Он туго затянул голову, платком и надел череп, поддерживая рукой. Его дикие скачки слепого во все стороны разогнали всех и заставили жаться в угол. Страшные жмурки! Высокая дикая тень, размахивая руками и с бледным черепом, металась по крыльцу и вдруг разразилась неожиданным крепким гопаком, так что тряслись половицы. Он сбросил жупан на землю и был страшен, в голубой шелковой рубашке, дико расставляя ноги, размахивая костлявыми руками.
Этим воспользовались братья и, будучи дюжими ребятами, схватив за ноги и за руки, немедля вынесли воина в сад. Волны мужского хохота доносились оттуда. «Охо-хо-хо!» — задыхался один. «Ох-ох-ох!» — задыхался от смеха другой. Все тонули в сумерках. «Кузнечик, кузнечик, — неслось оттуда, — настоящий кузнечик!»
Они принесли мертвого кузнечика за ноги и за руки на крыльцо.
— Ну, будет! Довольно. Будет. Уеду в Галицию! Там нявки есть: спереди белогрудые женщины, как простые смертные, а сзади кожи нет, и все потроха видны, красное мясо. Точно часы без крышки. Страшная русалка, и тоже глаза подведены. Ух, ее лешие не любят. Ловят — и прямо в огонь.
<Третья сестра.> Ну, кушайте, вот лапша, молоко и все. Знаете, когда суровый воин ест, он удивительно походит на кузнечика, в особенности рот — твердый, тонкий, узкий, и жадные большие глаза. Ну, совсем, совсем живой кузнечик, так взяла бы — и на булавку. Хо-хо-хо! — на булавку.
— Кузнечик так кузнечик! А вареники добрые. Как надо вареники! С вишней, молодуха? У художников глаза зоркие, как у голодных. Добрые вареники, белые, жирные, как молодые поросята! Я уж десяток послал себе в рот.
— Вот бы взять такого поросенка и шлепнуть по губам, чтоб замолчал, а то трещит, не зная что!
— Какой невежда, какой наглец, уходи из-за стола! — вспылила сестра.
— Тпру, голубушка, стой, уходи сама, если <не> по душе.
— Нет, подумайте, какой невежда: гостя и так называть. Как ты смеешь! Мальчишка, нахал, щенок, уходи из-за стола!
— Вот и гости!
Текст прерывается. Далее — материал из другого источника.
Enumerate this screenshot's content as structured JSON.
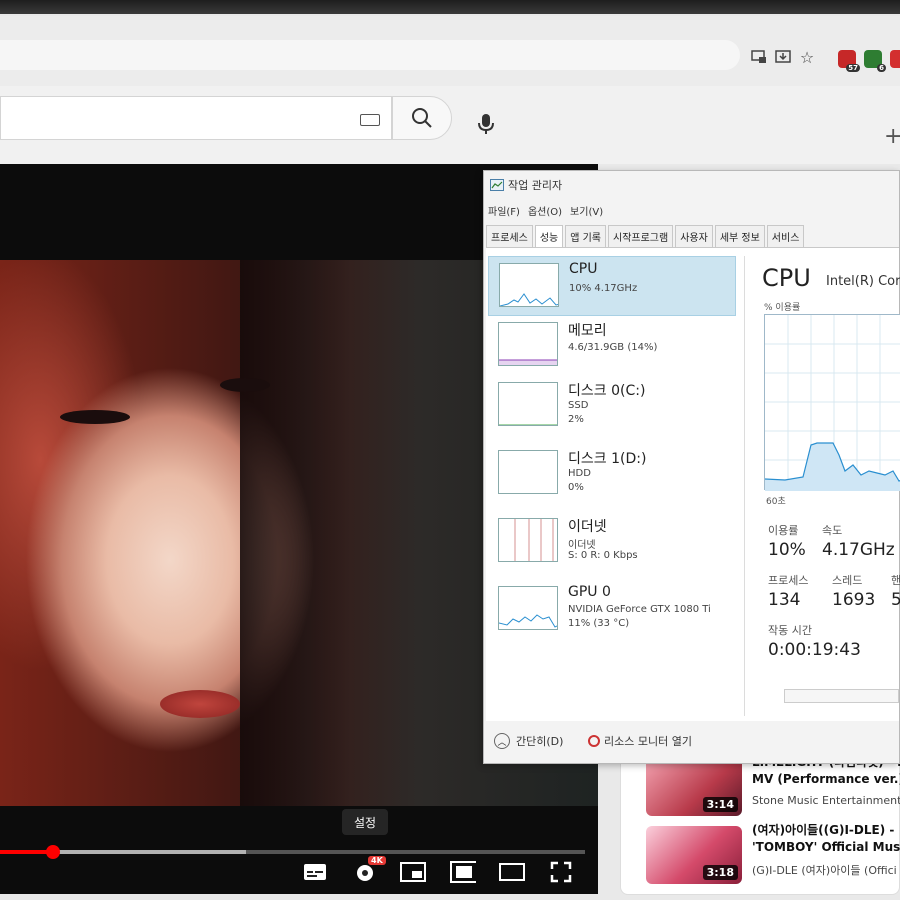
{
  "browser": {
    "extensions": [
      {
        "name": "shield-ext",
        "badge": "57",
        "color": "#c62828"
      },
      {
        "name": "check-ext",
        "badge": "6",
        "color": "#2e7d32"
      },
      {
        "name": "red-ext",
        "badge": "",
        "color": "#d32f2f"
      }
    ]
  },
  "player": {
    "tooltip": "설정",
    "settings_badge": "4K",
    "progress_played": 0.09,
    "progress_loaded": 0.42
  },
  "recommendations": [
    {
      "title_line1": "LIMELIGHT (라임라잇) - L",
      "title_line2": "MV (Performance ver.)",
      "channel": "Stone Music Entertainment",
      "duration": "3:14",
      "thumb_color": "#b83a4a"
    },
    {
      "title_line1": "(여자)아이들((G)I-DLE) -",
      "title_line2": "'TOMBOY' Official Music",
      "channel": "(G)I-DLE (여자)아이들 (Offici",
      "duration": "3:18",
      "thumb_color": "#d44a6a"
    }
  ],
  "taskmanager": {
    "title": "작업 관리자",
    "menu": [
      "파일(F)",
      "옵션(O)",
      "보기(V)"
    ],
    "tabs": [
      "프로세스",
      "성능",
      "앱 기록",
      "시작프로그램",
      "사용자",
      "세부 정보",
      "서비스"
    ],
    "active_tab": "성능",
    "resources": [
      {
        "name": "CPU",
        "sub1": "10% 4.17GHz",
        "sub2": ""
      },
      {
        "name": "메모리",
        "sub1": "4.6/31.9GB (14%)",
        "sub2": ""
      },
      {
        "name": "디스크 0(C:)",
        "sub1": "SSD",
        "sub2": "2%"
      },
      {
        "name": "디스크 1(D:)",
        "sub1": "HDD",
        "sub2": "0%"
      },
      {
        "name": "이더넷",
        "sub1": "이더넷",
        "sub2": "S: 0 R: 0 Kbps"
      },
      {
        "name": "GPU 0",
        "sub1": "NVIDIA GeForce GTX 1080 Ti",
        "sub2": "11% (33 °C)"
      }
    ],
    "detail": {
      "heading": "CPU",
      "model": "Intel(R) Cor",
      "util_label": "% 이용률",
      "seconds_label": "60초",
      "stats": {
        "util_label": "이용률",
        "util_value": "10%",
        "speed_label": "속도",
        "speed_value": "4.17GHz",
        "proc_label": "프로세스",
        "proc_value": "134",
        "thread_label": "스레드",
        "thread_value": "1693",
        "handle_label": "핸",
        "handle_value": "5",
        "uptime_label": "작동 시간",
        "uptime_value": "0:00:19:43"
      }
    },
    "footer": {
      "fewer": "간단히(D)",
      "resmon": "리소스 모니터 열기"
    }
  }
}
На войне — едешь грозой гадов, шашка над головой, полполка под твоим началом, <иноходец> почетный, белый конь, а в гостях хлопцы за ноги выносят в сад и голодным кузнечиком зовут. Где же все величие? Бедная моя слава!.. А дюжие хлопцы! Приезжайте, возьму к себе.
— Ну что, как? — загадочно и коварно спросила старшая сестра.
Первая. Душка! Милый!
Вторая. Божественный, обожаемый!
Первая. Как я его люблю!
Вторая. Как я его люблю!
— Идем чай пить!
— Ну, братья и сестрицы, что вам рассказать? Вы меня варениками, а я рассказами. Товарообмен. Ну, вот, взяли город. Много их там. А ну-ка, песню к горячему самовару.